In 2018, the firm finally "flagged and reviewed an unusually large order" from one of the clients, the settlement order said. 

Previously, the Raymond James email surveillance system had flagged hundreds of emails sent to clients by the two brokers that had the "misleading trade confirmations" as attachments, according to the document. Raymond James' compliance team reviewed the emails but never looked at the attachments, according to FINRA. Besides that flub, a branch inspection team had identified the faulty confirmations in April 2017 and sent them up the firm's supervisory chain, FINRA said. However, the firm never checked their accuracy, according to investigators. 

Regulators and client attorneys gained relatively new tools to file cases against wealth managers over such alleged breaches after the June 2020 implementation of Reg BI. The standard demands that brokers make recommendations in a client's best interest, rather than the earlier guideline requiring them to supply merely "suitable" advice. Still, the standard falls below those of fiduciaries, who are required to place clients' interests ahead of their own. 

"There is a lot of overlap between suitability and Reg BI, but there's also quite a bit that Reg BI adds to the conversation and things that Reg BI is explicit about that wasn't explicit in the suitability rule," Christine Lazaro, the director of the Securities Arbitration Clinic at the St. John's University School of Law, said last week during a session for client attorneys at the annual conference of the Public Investors Advocate Bar Association.

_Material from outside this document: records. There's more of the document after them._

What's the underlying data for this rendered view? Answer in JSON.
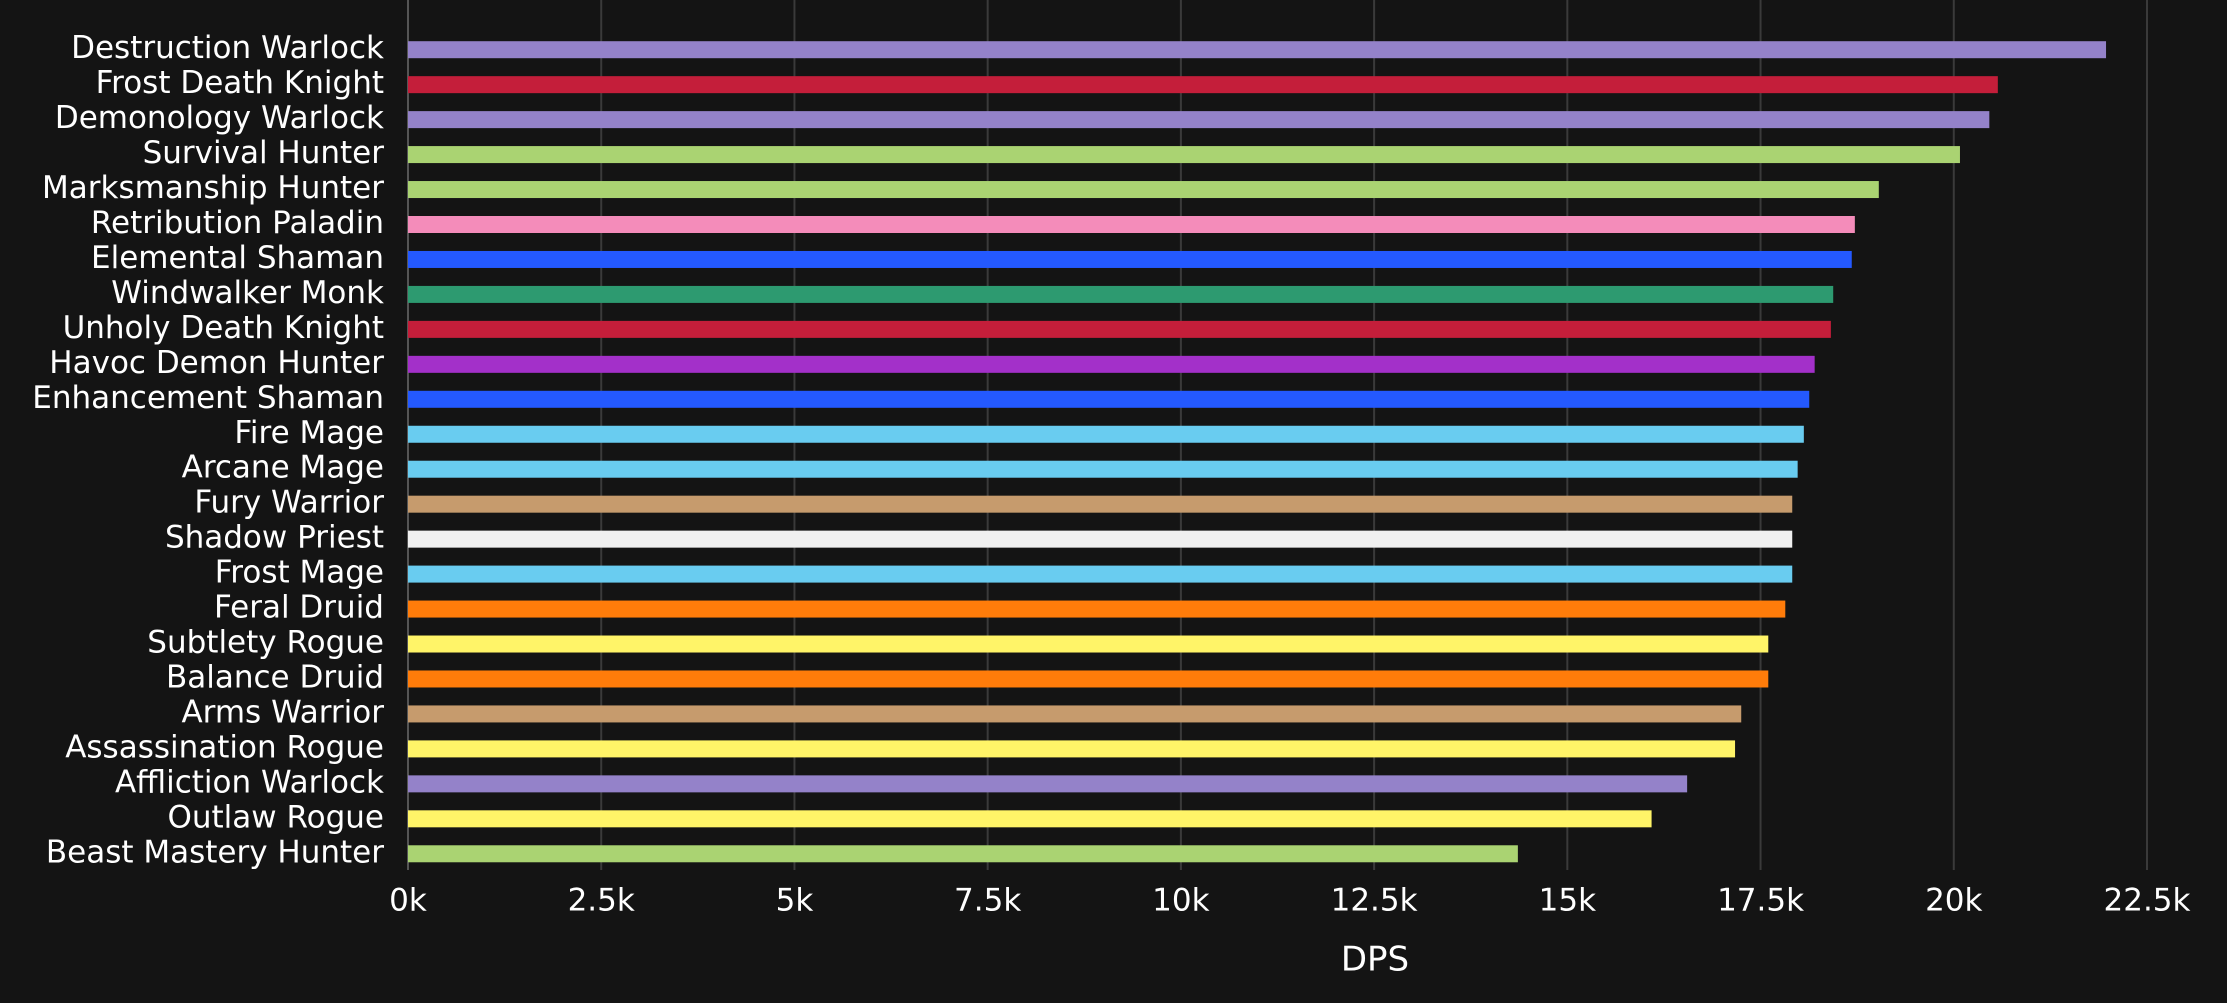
{
  "chart_data": {
    "type": "bar",
    "orientation": "horizontal",
    "x_label": "DPS",
    "categories": [
      "Destruction Warlock",
      "Frost Death Knight",
      "Demonology Warlock",
      "Survival Hunter",
      "Marksmanship Hunter",
      "Retribution Paladin",
      "Elemental Shaman",
      "Windwalker Monk",
      "Unholy Death Knight",
      "Havoc Demon Hunter",
      "Enhancement Shaman",
      "Fire Mage",
      "Arcane Mage",
      "Fury Warrior",
      "Shadow Priest",
      "Frost Mage",
      "Feral Druid",
      "Subtlety Rogue",
      "Balance Druid",
      "Arms Warrior",
      "Assassination Rogue",
      "Affliction Warlock",
      "Outlaw Rogue",
      "Beast Mastery Hunter"
    ],
    "values": [
      21970,
      20570,
      20460,
      20080,
      19030,
      18720,
      18680,
      18440,
      18410,
      18200,
      18130,
      18060,
      17980,
      17910,
      17910,
      17910,
      17820,
      17600,
      17600,
      17250,
      17170,
      16550,
      16090,
      14360
    ],
    "colors": [
      "#9482c9",
      "#c41e3a",
      "#9482c9",
      "#aad372",
      "#aad372",
      "#f48cba",
      "#2459ff",
      "#2d9a70",
      "#c41e3a",
      "#a330c9",
      "#2459ff",
      "#69ccf0",
      "#69ccf0",
      "#c69b6d",
      "#f0f0f0",
      "#69ccf0",
      "#ff7c0a",
      "#fff468",
      "#ff7c0a",
      "#c69b6d",
      "#fff468",
      "#9482c9",
      "#fff468",
      "#aad372"
    ],
    "xlim": [
      0,
      22500
    ],
    "xticks": [
      {
        "value": 0,
        "label": "0k"
      },
      {
        "value": 2500,
        "label": "2.5k"
      },
      {
        "value": 5000,
        "label": "5k"
      },
      {
        "value": 7500,
        "label": "7.5k"
      },
      {
        "value": 10000,
        "label": "10k"
      },
      {
        "value": 12500,
        "label": "12.5k"
      },
      {
        "value": 15000,
        "label": "15k"
      },
      {
        "value": 17500,
        "label": "17.5k"
      },
      {
        "value": 20000,
        "label": "20k"
      },
      {
        "value": 22500,
        "label": "22.5k"
      }
    ],
    "grid": true
  }
}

Reg BI opens the door for regulators and client attorneys to probe whether advisors have abided by the provisions calling for them to have a "reasonable basis" for recommending a product, said Israels & Neuman attorney David Neuman.

"The broker and the brokerage have to know what they're selling," he said. "There's going to have to be due diligence done. When you are getting a case in the door, you might not be able to find out that information. That would likely be determined during discovery." 

In terms of brokerage exams conducted by FINRA's staff, the regulator views a firm's training as "a really big part" of Reg BI and "whether you have a culture of compliance," according to Associate General Counsel Jim Wrona. The regulator will be looking for signals out of firms' C-suites that they are striving to act in clients' best interest, Wrona said.

"I'm a big believer that you can really tell from the top and from the training what you're gonna get out of a firm," he said of FINRA's examinations of firms. "There are some firms that care deeply about their responsibility and there are some that don't. And I can look at the training and have a guess which ones are which."